The Soviet Union today publicly criticized the Polish Communist Party for failing to stop a recent "antisocialist" meeting at Warsaw University allegedly organized by the Committee for Social Self-Defense (KOR).
The unusual attack that openly called into question the vigilance of the Polish party coincided with the arrival here of West German Foreign Minister Hans-Dietrich Genscher for Kremlin talks on East-West relations and the Polish crisis.
In another indication of Soviet displeasure with the Polish government, the news agency Tass charged tonight that the independent Polish trade union Solidarity had fabricated a story about police beatings of unionists in Bydgoszcz as a pretext to launch a general strike.

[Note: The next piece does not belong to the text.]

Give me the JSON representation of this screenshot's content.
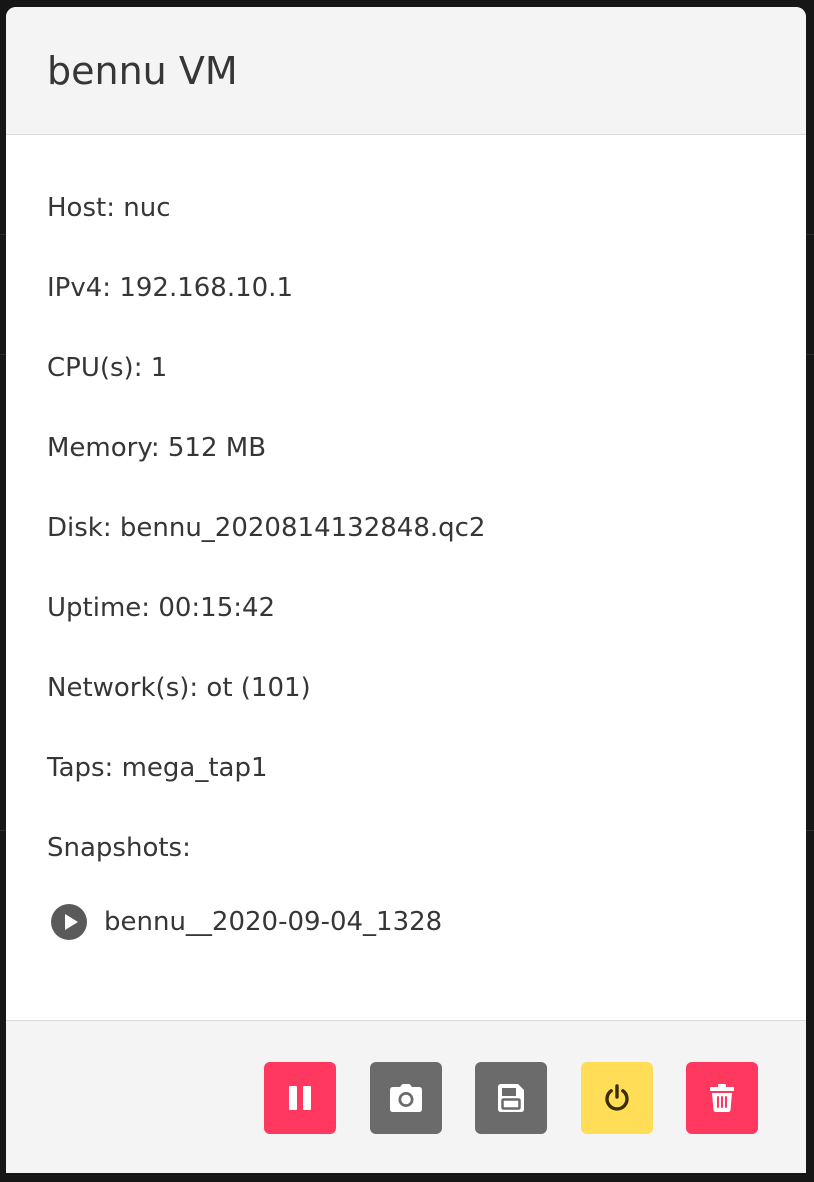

Tass said "wounds" suffered in the incident by Solidarity official Jan Rulewski were incurred a day earlier when the car Rulewski was driving ran over and killed a pedestrian. The Polish government had publicly conceded that police were involved in the beating of unionists at Bydgoszcz.
Last week, as Poland's crisis over the threatened nationwide strike was gathering force, Tass indirectly criticized the government of party leader Stanislaw Kania for allowing strike instructions to the broadcast over Poland's state television.
But today, the authoritative daily Pravda took the Polish party to task over the Warsaw University meeting.
Pravda quoted speakers at the meeting as saying that Marxism in Poland had failed and singled out a professor named Krajewski as having said that fascism was superior to Marxism. Pravda also asserted that KOR leader Adam Michnik had launched "unbridled attacks on the socialist system in Poland" and called for a national, democratic government.
"The so-called scientific meeting was marked by a malaicious antiSoviet and antisocialist trend," Pravda said. "Its organizers sought to claim that socialism is not suited for Poland and declared that the only force that could become the leading one in society was not the Polish Communist Party but counterrevolutionaries from KOR."
Pravda continued: "It is noted here that the Warsaw party organizations did not make any kind of ideological rebuff to those who spoke at the meeting. Some in Poland still express doubts about the existence [in Poland] of antisocialist forces. But are further proofs of their life and activity required after [this meeting]?"
Genscher, here on a two-day visit, is the first major Western figure to meet with Kremlin leaders since President Reagan took office.
Relations between Moscow and Bonn are strained by Soviet anger over Chancellor Helmut Schmidt's quick rejection of a Soviet-proposed deployment freeze on medium-range missiles in Europe while talks begin on reducing each side's arsenal.